DGHS line director for hospitals Abu Hussain Md Moinul Ahsan said that they had instructed hospitals to ensure treatment of all sorts of diseases at a time.
He said that the treatment and symptoms of the three diseases were almost the same.
Dengue and Chikungunya are spread by mosquitoes while Covid virus can spread from an infected person’s mouth or nose in small liquid particles when they cough, sneeze, speak, sing, or breath.
Ibn Sina Medical College Hospital’s associate professor and medicine expert Kamruzzaman Mazumder said that patients with fever and body pain were advised for tests needed to detect the presence of the three viruses as symptoms of the three diseases were almost the same.
In Bangladesh, hospitals treat Covid patients at dedicated wards to stop its easy spreading.
The Directorate General of Health Services has been collecting information about dengue and Covid patients admitted to and died in hospitals across the country. They are still ignoring Chikungunya.
According to the DGHS, the country detected at least 26 Covid cases in the past 24 hours till 8:00am on Wednesday.
With the latest cases, the country has so far recorded 499 Covid cases and 19 Covid deaths this year.
During the same period, the country recorded hospitalisation of 8,870 dengue patients and 36 dengue deaths including the latest two deaths on Wednesday.
The DGHS is not collecting data on Chikungunya. So, there is no nationally representative information on Chikungunya.

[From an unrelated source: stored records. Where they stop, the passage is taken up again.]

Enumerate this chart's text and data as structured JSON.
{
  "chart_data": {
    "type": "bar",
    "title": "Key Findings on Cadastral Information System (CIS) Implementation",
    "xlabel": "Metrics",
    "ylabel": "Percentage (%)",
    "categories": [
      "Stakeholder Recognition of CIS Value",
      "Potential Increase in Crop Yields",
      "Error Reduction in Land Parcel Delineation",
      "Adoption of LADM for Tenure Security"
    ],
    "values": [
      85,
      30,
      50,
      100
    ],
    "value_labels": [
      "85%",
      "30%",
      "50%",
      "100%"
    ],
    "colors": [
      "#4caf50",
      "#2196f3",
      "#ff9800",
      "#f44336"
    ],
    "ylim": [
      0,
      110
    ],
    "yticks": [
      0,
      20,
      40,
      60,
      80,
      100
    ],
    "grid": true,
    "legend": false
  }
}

However, the Institute of Epidemiology, Disease Control and Research tested 337 samples and confirmed 153 cases of Chikungunya between January 1 and May 28 this year. All the cases were reported in Dhaka.

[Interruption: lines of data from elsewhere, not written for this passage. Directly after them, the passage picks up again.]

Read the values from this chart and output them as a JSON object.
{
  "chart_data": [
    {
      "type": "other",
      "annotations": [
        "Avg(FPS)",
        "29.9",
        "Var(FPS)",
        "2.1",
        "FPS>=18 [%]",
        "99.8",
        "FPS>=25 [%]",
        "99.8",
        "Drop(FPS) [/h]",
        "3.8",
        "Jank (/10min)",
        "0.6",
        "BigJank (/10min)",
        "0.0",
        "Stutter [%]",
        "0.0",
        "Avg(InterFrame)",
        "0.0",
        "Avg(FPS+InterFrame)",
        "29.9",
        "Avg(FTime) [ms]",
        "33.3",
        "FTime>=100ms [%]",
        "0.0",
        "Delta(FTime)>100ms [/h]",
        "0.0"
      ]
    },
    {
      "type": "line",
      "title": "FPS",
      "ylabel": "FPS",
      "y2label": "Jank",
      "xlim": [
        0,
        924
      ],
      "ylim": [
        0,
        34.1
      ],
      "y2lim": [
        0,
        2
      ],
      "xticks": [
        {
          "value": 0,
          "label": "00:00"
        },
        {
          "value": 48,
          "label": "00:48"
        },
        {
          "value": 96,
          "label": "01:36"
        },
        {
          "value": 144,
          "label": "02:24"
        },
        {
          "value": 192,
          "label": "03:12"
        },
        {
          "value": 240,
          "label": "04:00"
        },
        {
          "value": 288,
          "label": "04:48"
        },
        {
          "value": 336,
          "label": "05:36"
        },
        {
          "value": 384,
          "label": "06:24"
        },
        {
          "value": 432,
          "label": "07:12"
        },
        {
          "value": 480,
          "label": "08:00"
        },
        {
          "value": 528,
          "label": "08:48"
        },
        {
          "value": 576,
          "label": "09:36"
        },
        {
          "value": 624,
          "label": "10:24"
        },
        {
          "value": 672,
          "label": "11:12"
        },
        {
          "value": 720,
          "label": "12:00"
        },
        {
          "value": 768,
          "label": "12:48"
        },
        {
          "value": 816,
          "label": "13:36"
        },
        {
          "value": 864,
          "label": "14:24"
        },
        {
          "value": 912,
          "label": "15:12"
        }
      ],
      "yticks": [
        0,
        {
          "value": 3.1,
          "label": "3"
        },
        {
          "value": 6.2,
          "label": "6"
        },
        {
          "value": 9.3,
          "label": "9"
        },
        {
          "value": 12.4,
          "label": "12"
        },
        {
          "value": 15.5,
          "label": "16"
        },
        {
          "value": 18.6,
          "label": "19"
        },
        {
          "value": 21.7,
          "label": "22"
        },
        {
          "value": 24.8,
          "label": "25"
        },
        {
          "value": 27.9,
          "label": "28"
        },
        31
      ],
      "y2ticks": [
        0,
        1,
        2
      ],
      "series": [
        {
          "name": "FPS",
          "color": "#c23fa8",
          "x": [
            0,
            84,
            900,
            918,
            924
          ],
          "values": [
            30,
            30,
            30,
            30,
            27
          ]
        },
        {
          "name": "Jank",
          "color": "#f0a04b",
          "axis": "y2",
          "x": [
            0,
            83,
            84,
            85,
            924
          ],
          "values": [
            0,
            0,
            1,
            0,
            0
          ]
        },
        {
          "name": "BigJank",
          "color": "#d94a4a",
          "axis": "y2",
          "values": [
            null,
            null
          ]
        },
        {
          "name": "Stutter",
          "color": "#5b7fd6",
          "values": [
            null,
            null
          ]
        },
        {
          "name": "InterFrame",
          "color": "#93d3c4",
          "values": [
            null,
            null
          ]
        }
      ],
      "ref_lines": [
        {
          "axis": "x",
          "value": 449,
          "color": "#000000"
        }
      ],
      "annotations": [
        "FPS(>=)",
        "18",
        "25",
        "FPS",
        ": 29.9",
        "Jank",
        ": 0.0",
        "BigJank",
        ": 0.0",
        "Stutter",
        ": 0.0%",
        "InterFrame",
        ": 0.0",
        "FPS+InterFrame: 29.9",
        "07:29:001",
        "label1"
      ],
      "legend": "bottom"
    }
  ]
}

In December 2024, IEDCR reported 11 cases of Zika virus and 67 cases of chikungunya.
The DGHS line director for the communicable disease wing, Halimur Rashid, said that since the Aedes mosquito is the primary carrier or vector of the dengue virus and Chikungunya virus, there was no need to take different measures to provide treatment for the patients infected with any of the two viruses.
A dengue outbreak was first officially reported in the country in 2000 when 93 people died and 5,551 patients were hospitalised, according to DGHS data.
Dengue killed 1,705 people and sent 3, 21,179 others to hospitals in 2023 alone against 853 deaths and 2, 44,246 hospitalisation between 2000 and 2022, the DGHS data showed.
In 2024, the country witnessed a severe dengue outbreak that resulted in 575 deaths and 101,214 reported cases.
Bangladesh first detected Covid-19 in the country on March 8, 2020.
So far, 29,502 people have died of Covid-19 in Bangladesh, according to the official account, and the cumulative number of Covid patients has reached 20,51,800.
In 2017, Bangladesh experienced a large-scale outbreak of chikungunya. The outbreak was particularly severe in Dhaka and affected 17 districts, out of the country’s 64 districts.
The Ministry of Health reported over 13,176 clinically confirmed cases between April and September of that year.